The bill passed the Senate on February 19, 1929, by a vote of 65 to 18. On February 28 the House passed it by a vote of 284 to 90 (also reported as 283 to 90). President Calvin Coolidge signed the legislation on March 2, 1929.

The Jones Law affects primarily the punishment provision of the Volstead Law, and might as a matter of technique have been made an amendment thereof. Its legal consequences are very considerable, since it materially changes the substantive nature of liquor law violations, and the procedural problems of those charged with punishment thereof. Its influence will even be felt in the state courts. Finally, it vests in the judges of the federal courts a wide and very important discretion.

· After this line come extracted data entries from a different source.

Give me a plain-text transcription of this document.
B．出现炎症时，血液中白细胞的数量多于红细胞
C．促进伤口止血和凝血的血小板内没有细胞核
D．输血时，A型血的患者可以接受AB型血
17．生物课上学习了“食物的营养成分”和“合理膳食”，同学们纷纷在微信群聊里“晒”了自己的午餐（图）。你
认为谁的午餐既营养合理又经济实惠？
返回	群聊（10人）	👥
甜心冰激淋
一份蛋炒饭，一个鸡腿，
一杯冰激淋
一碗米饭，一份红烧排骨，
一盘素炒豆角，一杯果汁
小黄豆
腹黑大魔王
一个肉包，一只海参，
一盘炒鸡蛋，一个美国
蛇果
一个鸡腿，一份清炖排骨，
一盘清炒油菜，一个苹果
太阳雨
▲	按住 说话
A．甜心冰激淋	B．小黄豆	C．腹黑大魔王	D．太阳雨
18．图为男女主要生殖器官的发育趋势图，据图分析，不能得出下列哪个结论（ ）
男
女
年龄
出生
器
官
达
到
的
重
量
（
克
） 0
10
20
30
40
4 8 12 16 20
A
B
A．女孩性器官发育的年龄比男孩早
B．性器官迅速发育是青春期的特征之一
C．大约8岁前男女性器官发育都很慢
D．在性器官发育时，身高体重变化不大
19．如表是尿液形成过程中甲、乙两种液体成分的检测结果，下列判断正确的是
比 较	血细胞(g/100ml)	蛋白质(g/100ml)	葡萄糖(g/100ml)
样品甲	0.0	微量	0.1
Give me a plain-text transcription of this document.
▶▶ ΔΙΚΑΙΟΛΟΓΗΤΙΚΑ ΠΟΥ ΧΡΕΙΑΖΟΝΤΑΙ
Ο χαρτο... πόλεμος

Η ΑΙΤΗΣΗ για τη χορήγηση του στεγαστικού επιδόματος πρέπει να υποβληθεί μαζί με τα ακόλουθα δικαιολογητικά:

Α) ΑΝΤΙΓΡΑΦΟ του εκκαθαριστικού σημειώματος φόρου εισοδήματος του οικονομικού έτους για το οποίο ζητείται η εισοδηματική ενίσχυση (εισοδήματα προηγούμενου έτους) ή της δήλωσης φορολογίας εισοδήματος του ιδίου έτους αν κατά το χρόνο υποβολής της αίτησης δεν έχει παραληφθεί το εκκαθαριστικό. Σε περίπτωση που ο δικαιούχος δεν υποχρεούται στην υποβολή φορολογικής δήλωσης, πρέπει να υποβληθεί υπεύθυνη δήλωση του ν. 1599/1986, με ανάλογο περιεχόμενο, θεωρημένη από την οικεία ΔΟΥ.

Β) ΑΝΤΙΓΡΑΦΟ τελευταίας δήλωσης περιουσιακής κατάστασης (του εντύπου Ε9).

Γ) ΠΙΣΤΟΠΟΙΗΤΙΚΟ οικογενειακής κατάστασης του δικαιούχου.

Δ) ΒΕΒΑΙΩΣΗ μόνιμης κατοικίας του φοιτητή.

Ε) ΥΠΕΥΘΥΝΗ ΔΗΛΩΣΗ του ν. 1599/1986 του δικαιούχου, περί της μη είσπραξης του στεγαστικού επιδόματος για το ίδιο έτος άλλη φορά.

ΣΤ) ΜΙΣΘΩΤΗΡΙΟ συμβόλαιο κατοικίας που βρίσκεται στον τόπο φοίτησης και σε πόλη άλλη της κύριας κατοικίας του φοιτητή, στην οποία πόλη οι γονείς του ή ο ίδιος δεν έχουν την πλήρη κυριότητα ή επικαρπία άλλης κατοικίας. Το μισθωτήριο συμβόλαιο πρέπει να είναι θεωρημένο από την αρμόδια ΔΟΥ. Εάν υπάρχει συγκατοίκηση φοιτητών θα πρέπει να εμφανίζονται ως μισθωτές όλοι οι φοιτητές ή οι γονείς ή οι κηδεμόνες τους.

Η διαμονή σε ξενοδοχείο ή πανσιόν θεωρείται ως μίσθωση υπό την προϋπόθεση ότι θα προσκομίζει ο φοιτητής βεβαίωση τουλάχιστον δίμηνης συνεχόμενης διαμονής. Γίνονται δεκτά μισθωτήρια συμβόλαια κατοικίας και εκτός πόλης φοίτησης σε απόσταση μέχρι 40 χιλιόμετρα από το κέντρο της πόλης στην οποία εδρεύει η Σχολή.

The Jones Law does not alone increase maximum penalties, it makes an important change in the classification. A judge sentencing a violator of the Volstead Act is now faced with the following admonition:

That wherever a penalty or penalties are prescribed in a criminal prosecution by the National Prohibition Act, as amended and supplemented, for the illegal manufacture, sale, transportation, importation, or exportation of intoxicating liquor, as defined by Section 1, Title II, of the National Prohibition Act, the penalty imposed for each such offense shall be a fine not to exceed $10,000 or imprisonment not to exceed five years, or both: Provided, That it is the intent of Congress that the court, in imposing sentence hereunder, should discriminate between casual or slight violations and habitual sales of intoxicating liquor, or attempts to commercialize violations of the law. "Sec. 2. This Act shall not repeal nor eliminate any minimum penalty for the first or any subsequent offense now provided by the said National Prohibition Act.